Qatar is targeting a greater involvement in the $2000bn global Islamic finance market, and in 2018 launched the world's largest single-country Islamic exchange-traded fund, with initial assets of $120m. “Our vision is to cover the entire globe’s Islamic financial transactions between three financial centres: Qatar, Turkey and Malaysia,” says Sheikha Alanoud Bint Hamad Al-Thani, managing director of business development at Qatar Financial Centre (QFC), a business and financial centre located in Doha. In that equation, Qatar would serve the greater Middle East region.

Qatar also announced earlier in 2019 the establishment of Energy Bank, a sharia-complaint financial institution that, according to those involved, is set to become the largest Islamic energy-focused bank in the world. Based in the QFC, the investment bank, which is expected to be operational in late 2019, will focus on oil and gas, petrochemicals and renewable energy projects both domestically and globally, with a targeted capital of $10bn.

Following fintech

As well as strengthening its position in global Islamic finance, Qatar is eyeing a leading role in the Middle East when it comes to the growth of fintech. Under Qatar's current strategic plan for the financial sector, running from 2017 to 2022, fintech has been recognised as key area for achieving long-term development goals for the financial sector.

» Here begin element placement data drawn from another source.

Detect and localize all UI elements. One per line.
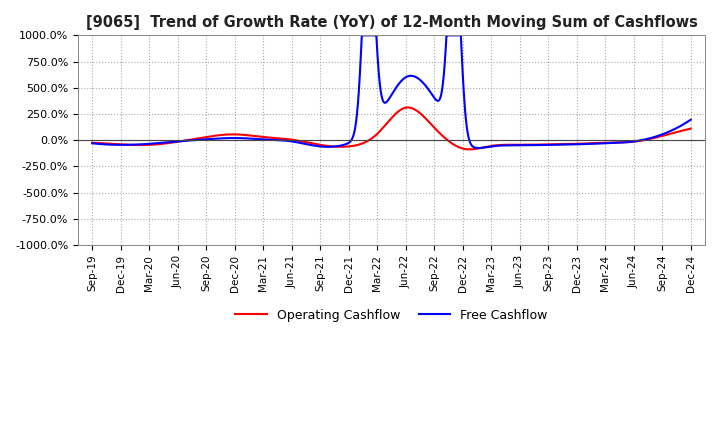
Operating Cashflow — [670, 130, 678, 136]
Free Cashflow — [474, 145, 483, 150]
Operating Cashflow — [686, 126, 695, 131]
Operating Cashflow — [363, 139, 372, 144]
Operating Cashflow — [379, 125, 387, 130]
Free Cashflow — [358, 33, 366, 38]
Free Cashflow — [379, 99, 388, 104]
Free Cashflow — [559, 142, 568, 147]
Free Cashflow — [119, 142, 127, 147]
Free Cashflow — [686, 117, 695, 122]
Free Cashflow — [364, 33, 372, 38]
Operating Cashflow — [403, 105, 412, 110]
Operating Cashflow — [670, 130, 678, 136]
Free Cashflow — [670, 127, 678, 132]
Legend: Operating Cashflow, Free Cashflow: Operating Cashflow, Free Cashflow — [230, 304, 552, 327]
Free Cashflow — [88, 141, 96, 146]
Operating Cashflow — [119, 142, 127, 147]
Free Cashflow — [670, 127, 678, 132]
Line: Free Cashflow: Free Cashflow — [92, 35, 690, 148]
Operating Cashflow — [559, 141, 568, 147]
Line: Operating Cashflow: Operating Cashflow — [92, 107, 690, 149]
Title: [9065]  Trend of Growth Rate (YoY) of 12-Month Moving Sum of Cashflows: [9065] Trend of Growth Rate (YoY) of 12-… — [86, 15, 698, 30]
Operating Cashflow — [88, 140, 96, 145]
Operating Cashflow — [465, 147, 474, 152]
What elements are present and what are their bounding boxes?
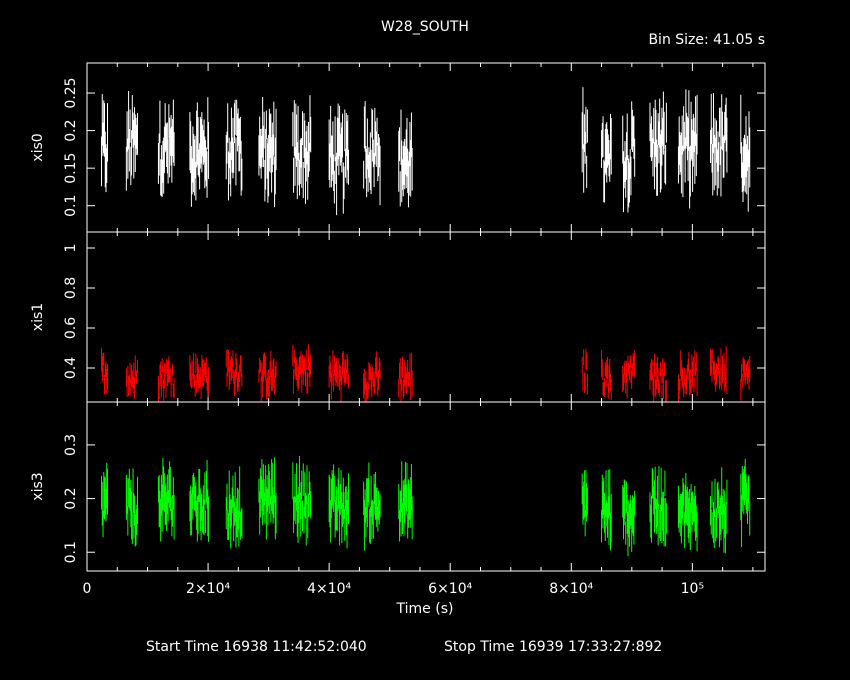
y-tick-label-xis0: 0.15: [63, 153, 79, 184]
footer-stop-time: Stop Time 16939 17:33:27:892: [444, 639, 662, 655]
x-tick-label: 0: [83, 581, 92, 597]
panel-label-xis0: xis0: [30, 133, 46, 161]
y-tick-label-xis3: 0.3: [63, 434, 79, 456]
y-tick-label-xis1: 0.4: [63, 357, 79, 379]
bin-size-label: Bin Size: 41.05 s: [648, 32, 765, 48]
y-tick-label-xis0: 0.1: [63, 195, 79, 217]
panel-label-xis3: xis3: [30, 472, 46, 500]
x-tick-label: 4×10⁴: [307, 581, 351, 597]
y-tick-label-xis0: 0.25: [63, 77, 79, 108]
y-tick-label-xis3: 0.2: [63, 487, 79, 509]
y-tick-label-xis1: 1: [63, 244, 79, 253]
x-tick-label: 2×10⁴: [186, 581, 230, 597]
x-tick-label: 8×10⁴: [549, 581, 593, 597]
panel-frame-xis3: [86, 401, 766, 572]
y-tick-label-xis3: 0.1: [63, 541, 79, 563]
y-tick-label-xis1: 0.8: [63, 277, 79, 299]
panel-label-xis1: xis1: [30, 303, 46, 331]
footer-start-time: Start Time 16938 11:42:52:040: [146, 639, 367, 655]
x-tick-label: 6×10⁴: [428, 581, 472, 597]
chart-title: W28_SOUTH: [381, 19, 469, 35]
y-tick-label-xis1: 0.6: [63, 317, 79, 339]
y-tick-label-xis0: 0.2: [63, 119, 79, 141]
x-tick-label: 10⁵: [681, 581, 704, 597]
x-axis-label: Time (s): [396, 601, 454, 617]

In October, the central bank governor, Abdulla Bin Saoud Al-Thani, announced the upcoming launch of a banking service platform to support and promote fintech. Meanwhile, in April 2018 Qatar Fintech Hub signed a memorandum of understanding with Lithuania’s Fintech Hub Lt to contribute to the development of the fintech industry.

“With recent initiatives by the government, fintech is gaining momentum. The infrastructure, competencies and government support will facilitate fostering fintech culture in Qatar over the next [two years],” says Mr Seetharaman.

Banks are also aware of their need to adapt to this new landscape. “The rapid pace of innovation and digital transformation is increasing pressure on the banking sector as new non-bank incumbents, such as big tech companies, fintech and digital platform companies are increasing competition and eroding margins,” says the QNB spokesperson.

Qatar’s banking sector continues to grow, as well as look to the future, even while the uncertainty of the blockade remains.